Tree Tubes for drought relief

A customer in Illinois emailed me yesterday:

I have been very happy with the tree tubes I purchased last year.  I came back to your company because your prices are competitive and you took the time to provide helpful information to a tree planting rookie.  Last year we had a rather severe drought, plus the deer browse on the unprotected trees was very heavy (in one week the deer ate the buds off 60% of the unprotected trees in one two-acre parcel)… I watered the protected trees every 8-10 days from late June through August using a 25 gallon sprayer in the back of my Gator (and carrying four 5 gallon buckets of water to refill the sprayer).  It took me 10 hours most weeks because the new trees are intermixed with mature trees in four two-acre parcels around our farm.  I also used wire cages, but my highest survival rate was with the tubes because I could put a quart or so of water in the tube and it would slowly drain into the roots.  I sure learned the importance of sealing the bottom of the tube with dirt. 

Many of my customers will remember the summer of 2012 as the one they spent on their 4 wheeler or tractor watering thirsty trees after months of scorching temp’s and virtually zero rainfall (it always seems to fall one county away!).

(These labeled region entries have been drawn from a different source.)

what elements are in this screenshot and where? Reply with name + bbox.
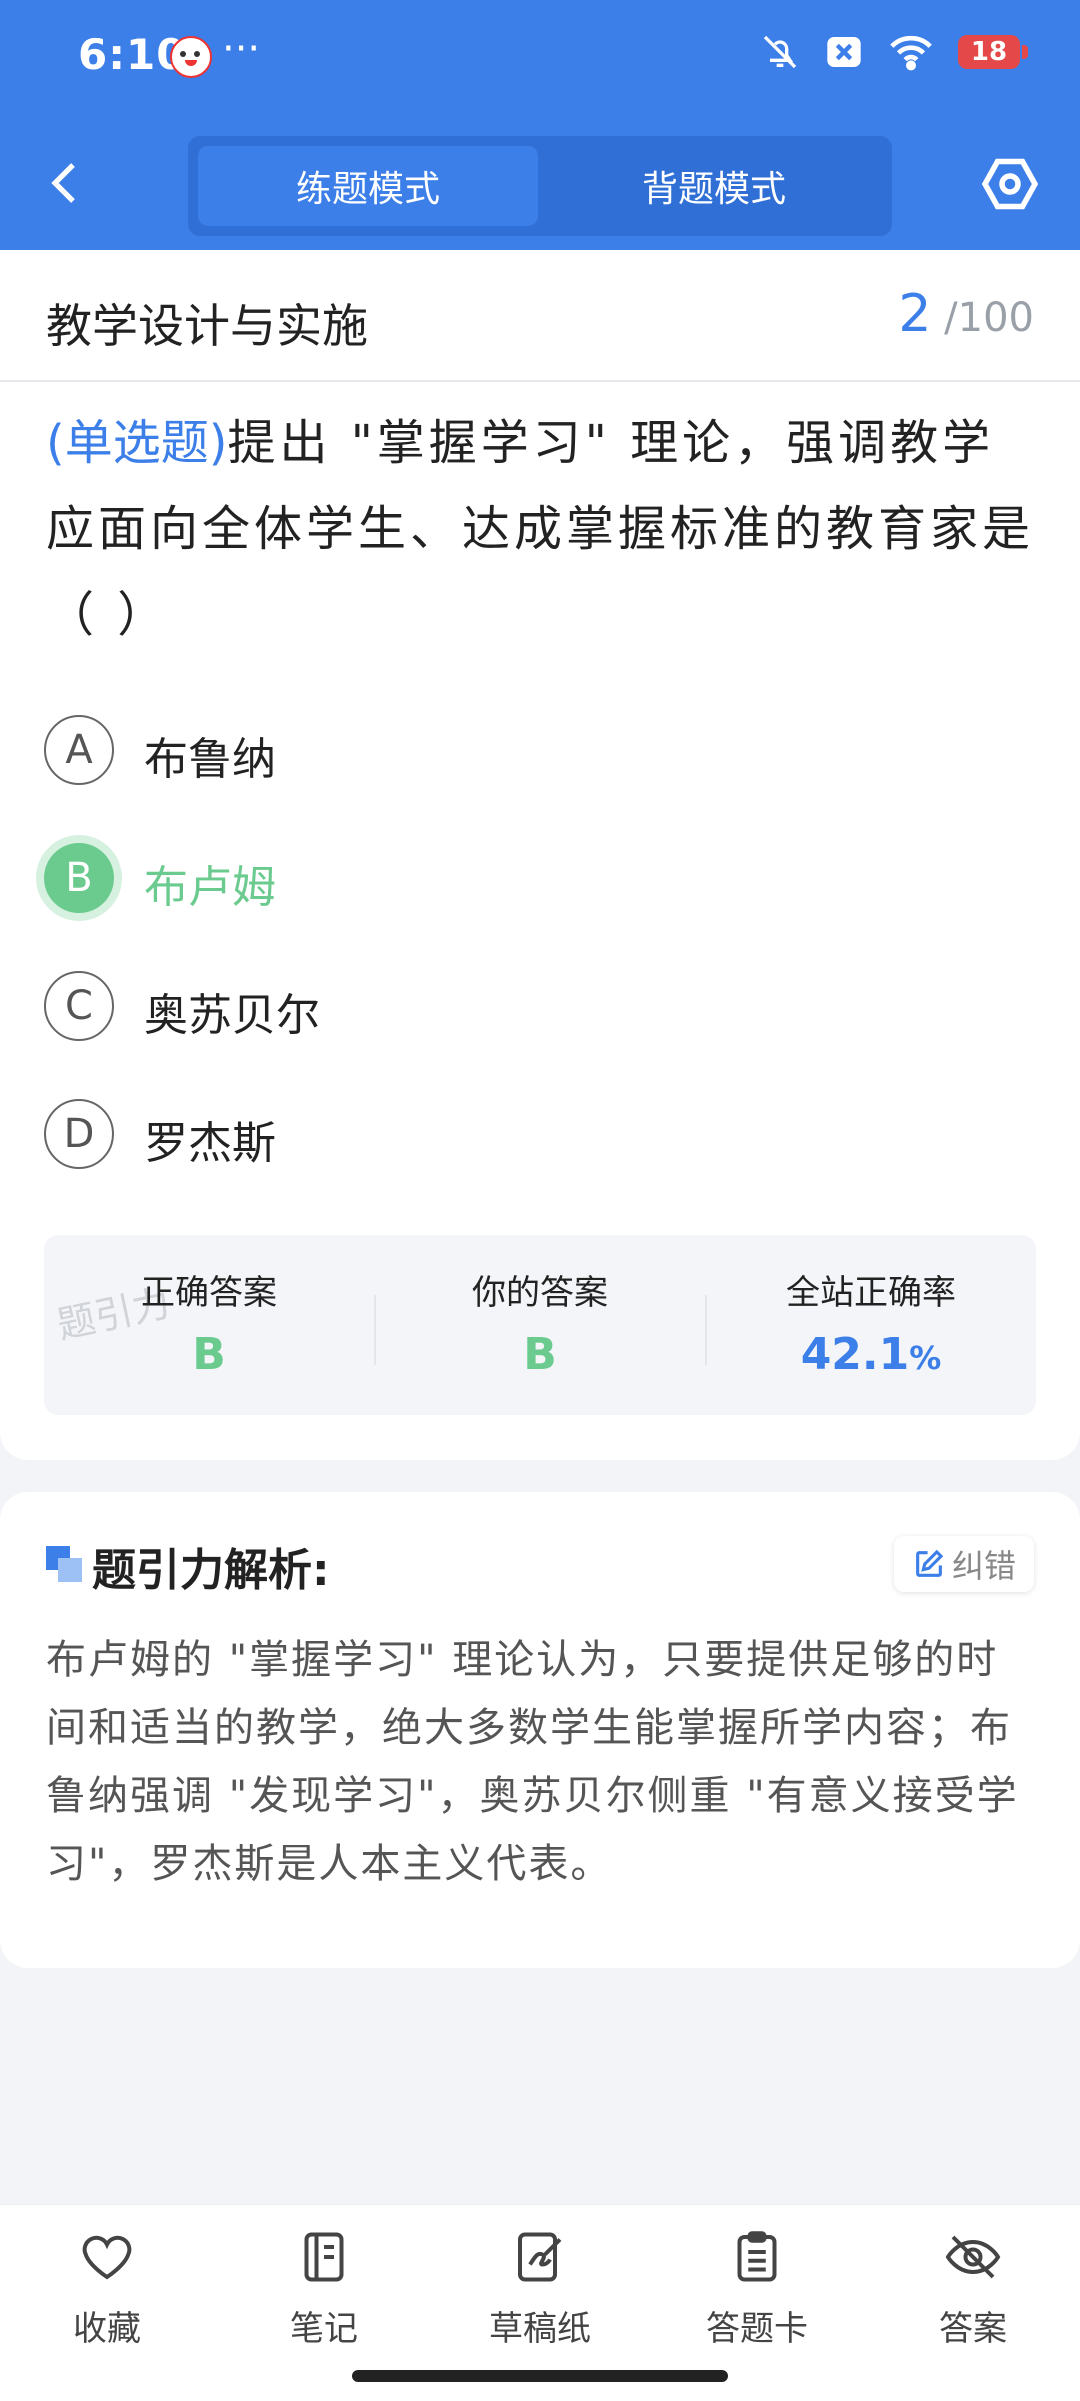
total-question-count: 100 <box>957 295 1034 341</box>
heart-icon <box>82 2235 132 2280</box>
nav-label: 收藏 <box>73 2309 141 2349</box>
nav-answer-sheet[interactable]: 答题卡 <box>682 2227 832 2357</box>
header: 练题模式 背题模式 <box>0 130 1080 240</box>
wifi-icon <box>890 35 932 71</box>
clipboard-icon <box>737 2231 777 2282</box>
explanation-title: 题引力解析: <box>92 1545 330 1596</box>
option-c[interactable]: C 奥苏贝尔 <box>44 971 944 1047</box>
correct-rate-stat: 全站正确率 42.1% <box>706 1235 1036 1415</box>
top-bar: 6:10 ··· 18 练题模式 背题模式 <box>0 0 1080 250</box>
explanation-text: 布卢姆的 "掌握学习" 理论认为，只要提供足够的时间和适当的教学，绝大多数学生能… <box>46 1637 1019 1887</box>
edit-icon <box>916 1549 944 1577</box>
settings-button[interactable] <box>980 154 1040 214</box>
stat-label: 你的答案 <box>472 1273 608 1313</box>
option-text: 布鲁纳 <box>144 734 276 785</box>
nav-label: 答题卡 <box>706 2309 808 2349</box>
more-notifications-icon: ··· <box>222 26 261 72</box>
option-letter: C <box>44 971 114 1041</box>
your-answer-value: B <box>523 1329 557 1380</box>
answer-stats: 题引力 正确答案 B 你的答案 B 全站正确率 42.1% <box>44 1235 1036 1415</box>
current-question-number: 2 <box>898 284 932 344</box>
back-button[interactable] <box>40 158 90 208</box>
notebook-icon <box>304 2232 344 2282</box>
option-letter: B <box>44 843 114 913</box>
eye-off-icon <box>945 2235 1001 2279</box>
rate-unit: % <box>909 1339 942 1377</box>
stat-label: 全站正确率 <box>786 1273 956 1313</box>
settings-hexagon-icon <box>981 158 1039 210</box>
stat-label: 正确答案 <box>141 1273 277 1313</box>
correct-rate-value: 42.1% <box>706 1329 1036 1380</box>
nav-show-answer[interactable]: 答案 <box>898 2227 1048 2357</box>
option-text: 罗杰斯 <box>144 1118 276 1169</box>
correct-answer-stat: 正确答案 B <box>44 1235 374 1415</box>
question-text: (单选题)提出 "掌握学习" 理论，强调教学应面向全体学生、达成掌握标准的教育家… <box>46 400 1036 658</box>
tab-practice-mode[interactable]: 练题模式 <box>198 146 538 226</box>
counter-separator: / <box>944 295 958 341</box>
nav-label: 草稿纸 <box>489 2309 591 2349</box>
nav-label: 笔记 <box>290 2309 358 2349</box>
home-indicator[interactable] <box>352 2370 728 2382</box>
explanation-card: 题引力解析: 纠错 布卢姆的 "掌握学习" 理论认为，只要提供足够的时间和适当的… <box>0 1492 1080 1968</box>
your-answer-stat: 你的答案 B <box>375 1235 705 1415</box>
nav-favorite[interactable]: 收藏 <box>32 2227 182 2357</box>
rate-number: 42.1 <box>800 1329 910 1380</box>
explanation-icon <box>46 1546 84 1584</box>
status-icons: 18 <box>760 32 1028 72</box>
question-counter: 2 /100 <box>898 284 1034 344</box>
option-text: 布卢姆 <box>144 862 276 913</box>
chevron-left-icon <box>51 163 75 203</box>
option-letter: D <box>44 1099 114 1169</box>
mode-switch: 练题模式 背题模式 <box>188 136 892 236</box>
option-d[interactable]: D 罗杰斯 <box>44 1099 944 1175</box>
notification-app-icon <box>170 36 212 78</box>
report-error-label: 纠错 <box>951 1547 1016 1585</box>
question-card: 教学设计与实施 2 /100 (单选题)提出 "掌握学习" 理论，强调教学应面向… <box>0 250 1080 1460</box>
option-letter: A <box>44 715 114 785</box>
battery-icon: 18 <box>958 35 1028 69</box>
nav-draft[interactable]: 草稿纸 <box>465 2227 615 2357</box>
correct-answer-value: B <box>192 1329 226 1380</box>
draft-icon <box>518 2232 562 2282</box>
subject-row: 教学设计与实施 2 /100 <box>0 250 1080 382</box>
option-text: 奥苏贝尔 <box>144 990 320 1041</box>
option-a[interactable]: A 布鲁纳 <box>44 715 944 791</box>
option-b[interactable]: B 布卢姆 <box>44 843 944 919</box>
subject-title: 教学设计与实施 <box>46 299 368 353</box>
report-error-button[interactable]: 纠错 <box>893 1536 1034 1592</box>
question-type: (单选题) <box>46 415 228 471</box>
nav-notes[interactable]: 笔记 <box>249 2227 399 2357</box>
bell-off-icon <box>763 35 797 69</box>
tab-recite-mode[interactable]: 背题模式 <box>544 146 884 226</box>
close-box-icon <box>827 37 861 67</box>
status-bar: 6:10 ··· 18 <box>0 0 1080 120</box>
nav-label: 答案 <box>939 2309 1007 2349</box>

Our tree tubes consistently saved these customers from total failure of their plantings, by reducing the moisture stress on the trees and conserving, condensing and recycling what little moisture they did get.

This customer also had some interesting comments about deer biting and lifting off some of the tree tubes.  Thursday I will post on some ways to avoid this.

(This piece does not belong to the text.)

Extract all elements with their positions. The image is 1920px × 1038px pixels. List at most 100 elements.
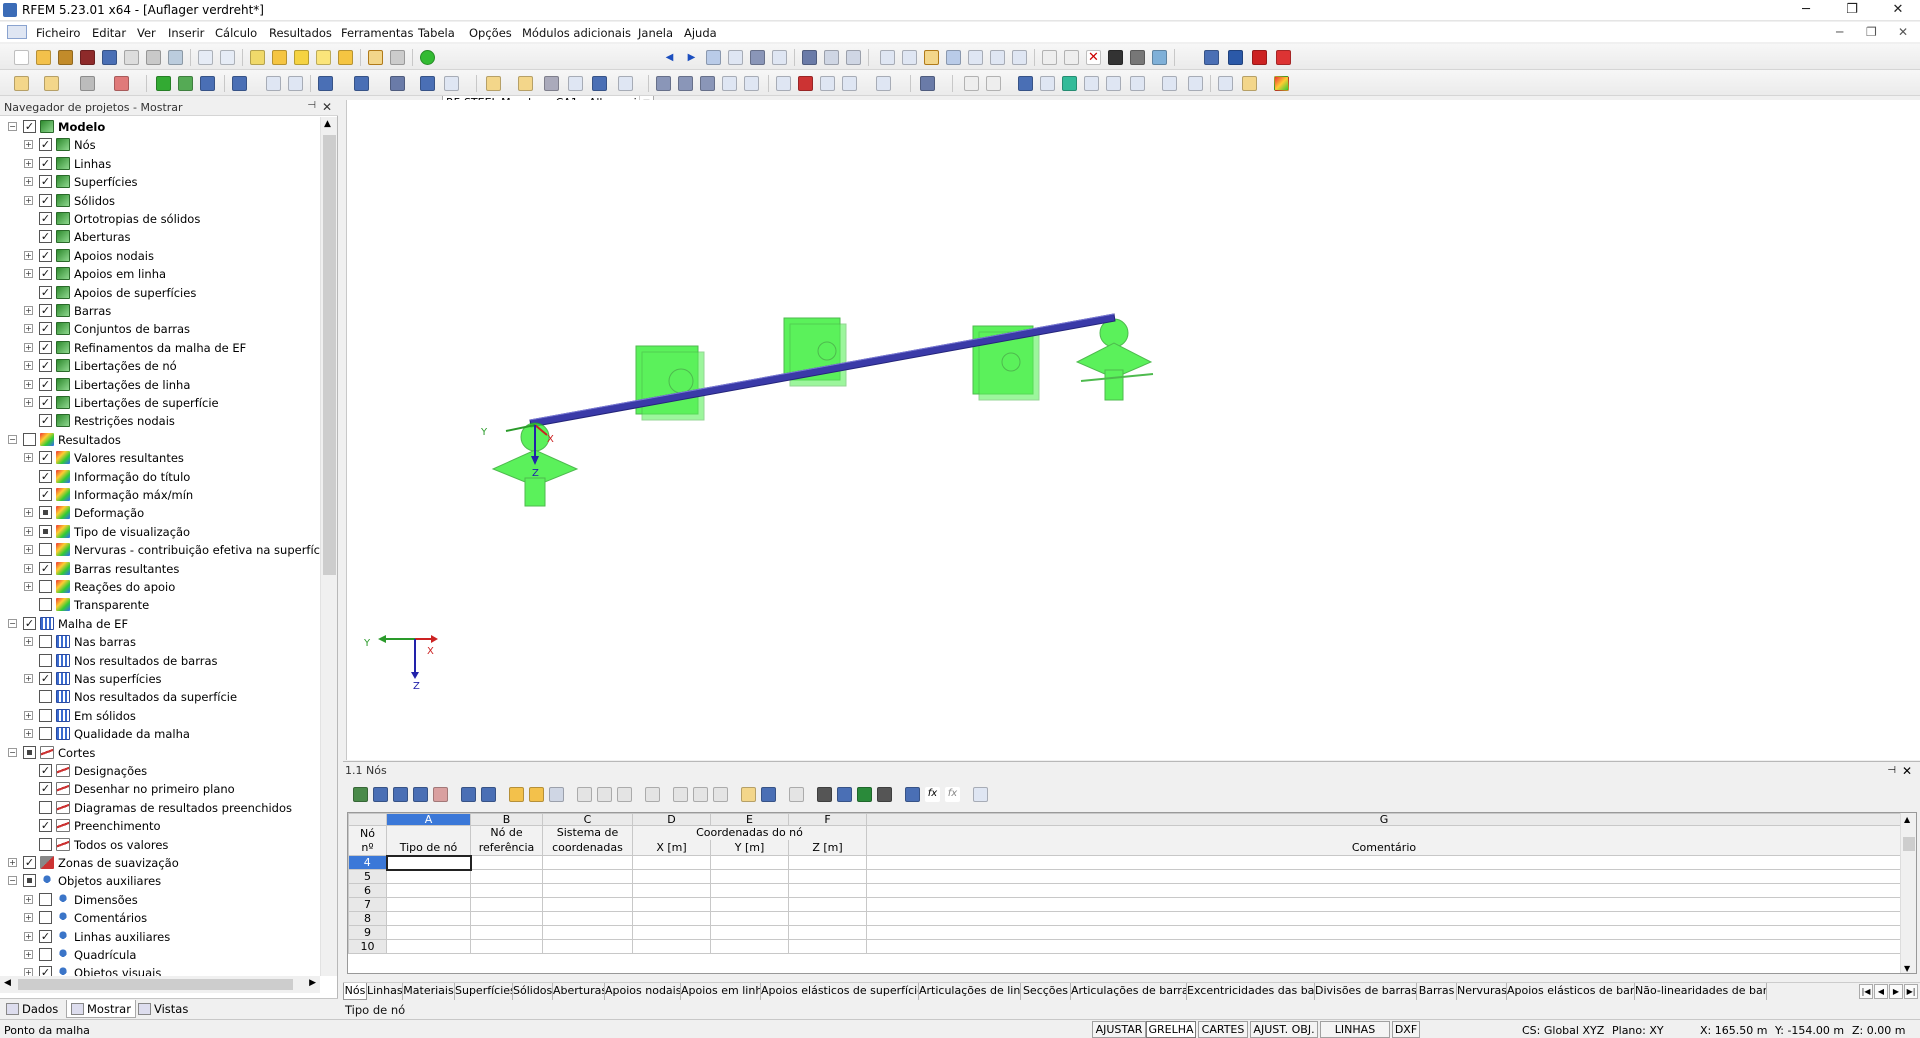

In the meantime I am doing a rain dance every day for all of my customers, praying for more moisture this year.  So far, so good; this customer reports that precipitation is 2.7″ ahead of normal for this time of year.

Hopefully rain will be plentiful.  Then all those customers that spent thousands of hours out there watering trees last year can spend (a fraction of!) that time killing the weeds and grass that are trying to steal the abundant moisture from their trees!